Berm opponents favor elevating the line using a monorail-style riser - also known as post and beam - through the neighborhood. Putting the tracks on an earth bank is an ugly example of a city and a regional transit authority not listening to their constituents, opponents say.
Not so, counter Sound Transit officials. They point out that they've spent more time on the 1.4-mile, $161-million segment of track from East D to South M streets than on any other portion of the 8.2-mile route. Decisions to carry the rail on an overpass over busy Pacific Avenue, bridge the East B Street ravine and create a pedestrian avenue under the line on East A Street stemmed from extensive meetings with the public, Sound Transit capital projects director Jim Edwards said.
Plans have been considerably modified from original inceptions, which put the train on grade-level tracks across Pacific Avenue, Downtown Tacoma's main thoroughfare. The city wanted a bridge over the road; Sound Transit agreed but then needed to gradually elevate the track en route to the overpass. All of that will cost millions more, they said.
The berm is the safest, least costly, most efficient way to elevate the tracks through the Dome District, Edwards said. Sound Transit officials also dispute whether the post-and-beam design would work for hefty commuter trains.
No one, including City Council members who want to move ahead with the long-promised line to Lakewood, thinks putting a railroad through the heart of a city will be pretty. Leaders must "put as much lipstick on the pig as we can and do it with the least amount of disruption" to the city and its neighborhoods, said City Councilman Jake Fey.
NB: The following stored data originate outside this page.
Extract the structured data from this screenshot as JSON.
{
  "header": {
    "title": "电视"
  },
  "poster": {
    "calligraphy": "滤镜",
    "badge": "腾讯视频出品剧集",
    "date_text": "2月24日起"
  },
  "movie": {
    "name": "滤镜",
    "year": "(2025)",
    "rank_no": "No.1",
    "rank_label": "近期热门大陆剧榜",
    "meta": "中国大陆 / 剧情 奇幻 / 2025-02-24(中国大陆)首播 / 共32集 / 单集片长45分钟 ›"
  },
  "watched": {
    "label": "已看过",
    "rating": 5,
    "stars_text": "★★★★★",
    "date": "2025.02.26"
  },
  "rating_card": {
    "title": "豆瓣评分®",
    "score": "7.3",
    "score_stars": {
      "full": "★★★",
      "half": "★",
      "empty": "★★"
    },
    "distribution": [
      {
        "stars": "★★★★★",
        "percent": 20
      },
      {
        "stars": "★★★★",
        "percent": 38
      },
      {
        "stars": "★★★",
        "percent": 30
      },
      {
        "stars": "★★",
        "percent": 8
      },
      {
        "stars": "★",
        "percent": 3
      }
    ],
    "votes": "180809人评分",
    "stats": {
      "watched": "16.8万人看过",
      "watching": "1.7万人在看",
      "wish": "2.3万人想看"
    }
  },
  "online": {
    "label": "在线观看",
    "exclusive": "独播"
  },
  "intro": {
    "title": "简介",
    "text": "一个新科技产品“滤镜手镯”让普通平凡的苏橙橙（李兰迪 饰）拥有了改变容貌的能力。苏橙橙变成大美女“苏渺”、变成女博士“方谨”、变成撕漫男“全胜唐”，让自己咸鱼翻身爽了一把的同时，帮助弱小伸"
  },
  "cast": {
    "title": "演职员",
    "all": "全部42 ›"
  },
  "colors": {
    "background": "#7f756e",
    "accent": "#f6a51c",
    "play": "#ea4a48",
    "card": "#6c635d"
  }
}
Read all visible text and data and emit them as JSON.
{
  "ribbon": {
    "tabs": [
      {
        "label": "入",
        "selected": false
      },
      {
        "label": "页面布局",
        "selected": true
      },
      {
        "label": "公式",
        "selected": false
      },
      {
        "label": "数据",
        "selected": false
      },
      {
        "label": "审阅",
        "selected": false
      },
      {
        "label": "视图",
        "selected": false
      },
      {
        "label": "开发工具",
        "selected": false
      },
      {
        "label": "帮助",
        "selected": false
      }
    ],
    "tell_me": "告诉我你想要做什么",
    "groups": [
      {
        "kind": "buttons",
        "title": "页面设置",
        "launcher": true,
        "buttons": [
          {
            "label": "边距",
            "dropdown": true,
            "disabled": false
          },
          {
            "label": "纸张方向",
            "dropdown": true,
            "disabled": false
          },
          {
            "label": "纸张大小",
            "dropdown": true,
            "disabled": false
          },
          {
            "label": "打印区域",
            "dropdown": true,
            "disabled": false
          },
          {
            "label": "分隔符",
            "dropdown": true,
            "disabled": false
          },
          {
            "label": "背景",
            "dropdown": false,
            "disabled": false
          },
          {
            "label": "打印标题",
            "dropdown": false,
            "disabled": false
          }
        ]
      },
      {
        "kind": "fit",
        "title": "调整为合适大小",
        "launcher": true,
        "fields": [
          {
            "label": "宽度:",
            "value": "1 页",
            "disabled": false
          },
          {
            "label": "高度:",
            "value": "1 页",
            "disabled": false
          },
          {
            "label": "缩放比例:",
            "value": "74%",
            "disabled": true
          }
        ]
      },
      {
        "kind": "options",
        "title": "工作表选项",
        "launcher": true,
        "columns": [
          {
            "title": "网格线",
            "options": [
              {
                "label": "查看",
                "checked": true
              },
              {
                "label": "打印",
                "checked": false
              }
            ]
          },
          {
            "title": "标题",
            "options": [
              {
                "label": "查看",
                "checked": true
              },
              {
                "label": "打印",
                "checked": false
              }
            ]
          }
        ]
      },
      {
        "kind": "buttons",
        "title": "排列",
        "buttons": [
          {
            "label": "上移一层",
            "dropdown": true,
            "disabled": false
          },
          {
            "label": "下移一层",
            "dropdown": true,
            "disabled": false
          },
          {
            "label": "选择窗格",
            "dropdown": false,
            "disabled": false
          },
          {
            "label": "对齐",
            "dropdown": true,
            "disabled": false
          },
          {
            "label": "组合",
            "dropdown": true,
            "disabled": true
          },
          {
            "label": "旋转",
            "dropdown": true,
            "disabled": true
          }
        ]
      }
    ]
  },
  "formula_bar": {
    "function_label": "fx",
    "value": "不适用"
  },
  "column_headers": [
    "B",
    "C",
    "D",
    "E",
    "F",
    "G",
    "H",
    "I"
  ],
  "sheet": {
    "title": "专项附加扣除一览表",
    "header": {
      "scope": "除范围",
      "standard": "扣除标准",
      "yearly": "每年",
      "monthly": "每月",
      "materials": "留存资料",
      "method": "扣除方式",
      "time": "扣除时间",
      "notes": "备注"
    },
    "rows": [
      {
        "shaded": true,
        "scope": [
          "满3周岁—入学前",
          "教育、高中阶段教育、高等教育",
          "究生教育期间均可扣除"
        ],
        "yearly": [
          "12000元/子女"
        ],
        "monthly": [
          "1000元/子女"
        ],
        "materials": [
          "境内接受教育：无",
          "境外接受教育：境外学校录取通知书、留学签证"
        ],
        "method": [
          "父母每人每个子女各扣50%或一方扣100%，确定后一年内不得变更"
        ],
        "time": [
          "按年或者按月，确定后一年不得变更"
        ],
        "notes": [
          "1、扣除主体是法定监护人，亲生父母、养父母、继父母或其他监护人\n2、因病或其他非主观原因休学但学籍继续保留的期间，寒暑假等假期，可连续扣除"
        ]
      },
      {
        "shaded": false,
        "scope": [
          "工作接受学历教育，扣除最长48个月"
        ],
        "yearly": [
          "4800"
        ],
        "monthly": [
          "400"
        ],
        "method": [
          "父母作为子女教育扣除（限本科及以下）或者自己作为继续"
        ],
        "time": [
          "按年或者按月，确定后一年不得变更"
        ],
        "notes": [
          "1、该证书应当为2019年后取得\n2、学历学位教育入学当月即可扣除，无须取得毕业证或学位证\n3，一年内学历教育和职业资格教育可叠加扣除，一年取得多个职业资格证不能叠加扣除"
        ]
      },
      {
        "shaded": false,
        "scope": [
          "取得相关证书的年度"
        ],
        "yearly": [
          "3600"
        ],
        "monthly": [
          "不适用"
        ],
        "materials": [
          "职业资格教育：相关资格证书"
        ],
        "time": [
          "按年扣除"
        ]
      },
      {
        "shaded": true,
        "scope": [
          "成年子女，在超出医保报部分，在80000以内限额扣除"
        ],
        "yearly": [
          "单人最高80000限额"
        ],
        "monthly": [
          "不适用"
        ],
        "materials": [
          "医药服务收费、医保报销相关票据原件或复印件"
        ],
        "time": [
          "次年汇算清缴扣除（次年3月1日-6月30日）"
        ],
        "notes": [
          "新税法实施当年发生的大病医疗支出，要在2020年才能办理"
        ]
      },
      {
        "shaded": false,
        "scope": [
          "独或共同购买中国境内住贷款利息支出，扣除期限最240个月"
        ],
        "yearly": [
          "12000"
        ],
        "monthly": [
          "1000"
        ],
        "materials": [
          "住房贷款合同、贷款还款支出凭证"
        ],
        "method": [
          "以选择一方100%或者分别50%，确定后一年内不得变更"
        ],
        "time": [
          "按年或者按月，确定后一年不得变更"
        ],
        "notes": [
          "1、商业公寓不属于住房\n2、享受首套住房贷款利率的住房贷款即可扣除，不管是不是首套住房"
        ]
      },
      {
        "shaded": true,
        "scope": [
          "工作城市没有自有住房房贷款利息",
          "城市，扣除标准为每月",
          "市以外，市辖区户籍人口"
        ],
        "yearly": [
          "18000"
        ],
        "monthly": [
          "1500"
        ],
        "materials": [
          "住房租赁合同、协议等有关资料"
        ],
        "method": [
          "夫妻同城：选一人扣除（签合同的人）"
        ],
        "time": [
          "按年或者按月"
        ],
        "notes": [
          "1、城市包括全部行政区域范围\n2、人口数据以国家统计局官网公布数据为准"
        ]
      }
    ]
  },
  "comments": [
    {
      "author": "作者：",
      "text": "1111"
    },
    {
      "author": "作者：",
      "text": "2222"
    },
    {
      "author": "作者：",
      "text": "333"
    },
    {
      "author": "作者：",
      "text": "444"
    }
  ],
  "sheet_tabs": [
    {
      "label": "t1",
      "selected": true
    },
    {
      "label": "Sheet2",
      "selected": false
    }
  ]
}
Commuter rail from Lakewood to Everett was promised in the $4-billion multifaceted transit package approved by South Sound voters in 1996. The $240-million route from Freighthouse Square to Lakewood is the only commuter rail segment not completed. Tacoma-to-Seattle rail service began in 2003.
In the City Council audience at the hearing, and speaking on behalf of the post-and-beam elevated railway, will be architect and mayoral candidate Jim Merritt. He's made the issue one of the stanchions of his platform.
On the dais will be his opponent, Councilwoman Marilyn Strickland, who voted with a unanimous council last January on project recommendations for Sound Transit. The ultimate decision was left to the agency, but the city said it wanted the post-and-beam design where it made sense in the corridor. Strickland sees this more as an opportunity to make the best of the final product - whatever it is - rather than a story of "heroes and villains."
The mayoral race and Sound Transit's push to complete design of the corridor are on somewhat parallel tracks. The city will elect a new mayor Nov. 3; Sound Transit wants to complete design and solicit bids on the Freighthouse Square-to-South M Street portion of the corridor by the end of the year. That timetable is necessary to get construction under way by spring so service can begin by summer 2012, Edwards said.
The project is already more than 75 percent designed. Any alterations now could cause Sound Transit to lose an entire construction season, jeopardizing $24 million in time-contingent grant funds and choking off chances for winning more, Edwards and others said.
Dome District proponents of the beam-elevated track have engineers Tom Warren and Eric Stensrud rushing to complete an alternative plan. And members of the Southwest Washington Chapter of the American Institute of Architects are designing a three-dimensional computer model they say will dramatically depict the difference between post-and-beam and berm construction. The beam-elevated track is more attractive, and because you can see beneath, there's a greater feeling of openness in the area, supporters say.